James Batchelor, a chartered financial planner at Progeny, said that despite increasing interest in annuities, they do remain a “niche product”.

He added: “It is certainly true that annuity rates represent better value for money than they did a few years ago, but this has also been accompanied by increasingly higher inflation. This means that unless a client selects an inflation-linked annuity, the real-terms value of the annuity that they purchase may be more quickly eroded over time.

“For people who have large pension funds relative to their needs and who are risk averse for example, buying an annuity now would provide a ‘copper-bottomed’ income at a better level then we have seen for several years. Not only that, but this income will continue to be paid for life, regardless of how long someone lives, so this could be a valuable guarantee that they could wish to take advantage of.

“On the other hand, the level of income available does not change the fundamental nature of annuities. Someone must still extinguish their pension fund in order to buy one, compared to the greater choice offered by drawdown. It is also the case that unless someone purchases an inflation-linked annuity, the real-terms value of the income provided will erode over time.
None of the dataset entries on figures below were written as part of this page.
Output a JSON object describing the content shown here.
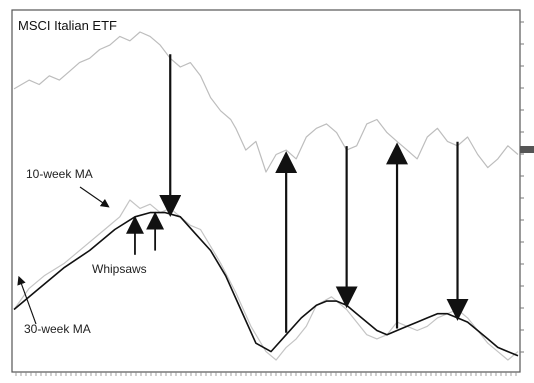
{
  "chart_data": {
    "type": "line",
    "title": "MSCI Italian ETF",
    "xlabel": "",
    "ylabel": "",
    "legend": "none",
    "grid": false,
    "x_range": [
      0,
      100
    ],
    "price_panel": {
      "series": [
        {
          "name": "MSCI Italian ETF",
          "x": [
            0,
            3,
            5,
            7,
            9,
            11,
            13,
            15,
            17,
            19,
            21,
            23,
            25,
            27,
            29,
            31,
            33,
            35,
            37,
            39,
            41,
            43,
            44,
            46,
            48,
            50,
            52,
            54,
            56,
            58,
            60,
            62,
            64,
            66,
            68,
            70,
            72,
            74,
            76,
            78,
            80,
            82,
            84,
            86,
            88,
            90,
            92,
            94,
            96,
            98,
            100
          ],
          "values": [
            24,
            26,
            25,
            27,
            26,
            28,
            30,
            31,
            33,
            34,
            36,
            35,
            37,
            36,
            34,
            31,
            29,
            30,
            27,
            22,
            19,
            17,
            15,
            10,
            12,
            5,
            9,
            10,
            8,
            13,
            15,
            16,
            14,
            10,
            11,
            16,
            17,
            14,
            12,
            10,
            8,
            13,
            15,
            12,
            11,
            13,
            9,
            6,
            8,
            11,
            9
          ],
          "color": "#bdbdbd"
        }
      ]
    },
    "ma_panel": {
      "series": [
        {
          "name": "10-week MA",
          "x": [
            0,
            3,
            6,
            10,
            14,
            18,
            21,
            23,
            25,
            27,
            29,
            31,
            33,
            35,
            37,
            39,
            41,
            44,
            47,
            50,
            52,
            54,
            56,
            58,
            60,
            63,
            66,
            68,
            70,
            72,
            74,
            76,
            78,
            80,
            82,
            84,
            86,
            88,
            90,
            92,
            94,
            96,
            98,
            100
          ],
          "values": [
            9,
            14,
            17,
            20,
            24,
            28,
            31,
            35,
            33,
            34,
            32,
            33,
            31,
            29,
            28,
            24,
            20,
            13,
            5,
            -1,
            -3,
            0,
            2,
            5,
            10,
            12,
            9,
            6,
            3,
            2,
            3,
            6,
            5,
            4,
            5,
            7,
            8,
            9,
            7,
            4,
            1,
            -1,
            -3,
            -1
          ],
          "color": "#c4c4c4"
        },
        {
          "name": "30-week MA",
          "x": [
            0,
            5,
            10,
            15,
            20,
            24,
            27,
            30,
            33,
            36,
            39,
            42,
            45,
            48,
            51,
            54,
            57,
            60,
            62,
            64,
            66,
            68,
            70,
            72,
            74,
            76,
            78,
            80,
            82,
            84,
            86,
            88,
            90,
            92,
            94,
            96,
            98,
            100
          ],
          "values": [
            9,
            14,
            19,
            23,
            28,
            31,
            32,
            32,
            31,
            27,
            23,
            17,
            9,
            1,
            -1,
            3,
            7,
            10,
            11,
            11,
            10,
            8,
            6,
            4,
            3,
            4,
            5,
            6,
            7,
            8,
            8,
            7,
            6,
            4,
            2,
            0,
            -1,
            -2
          ],
          "color": "#111111"
        }
      ]
    },
    "annotations": {
      "ma10_label": "10-week MA",
      "ma30_label": "30-week MA",
      "whipsaws_label": "Whipsaws"
    },
    "signals": [
      {
        "direction": "down",
        "x": 31
      },
      {
        "direction": "up",
        "x": 54
      },
      {
        "direction": "down",
        "x": 66
      },
      {
        "direction": "up",
        "x": 76
      },
      {
        "direction": "down",
        "x": 88
      }
    ],
    "whipsaw_markers": [
      {
        "direction": "up",
        "x": 24
      },
      {
        "direction": "up",
        "x": 28
      }
    ]
  }
}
The level of starting income that these inflation-linked products offer, however, is noticeably lower than standard annuities.

“This means that for those people who wish to buy an annuity, the choice is between a lower level of starting income that is protected against inflation in the future or a higher level of starting income that will gradually lose its purchasing power.

“It does not have to be an either/or situation, however, and for some clients, particularly those who do not have access to a defined-benefit pension, there can be logic in buying an annuity that will cover a portion of total living costs, such as basic living costs only, and leaving the remaining pension fund in drawdown.

“This can help to relieve anxiety about meeting essential living costs while allowing the residual unspent funds to remain invested, which then have the potential to achieve long-term, compound growth.”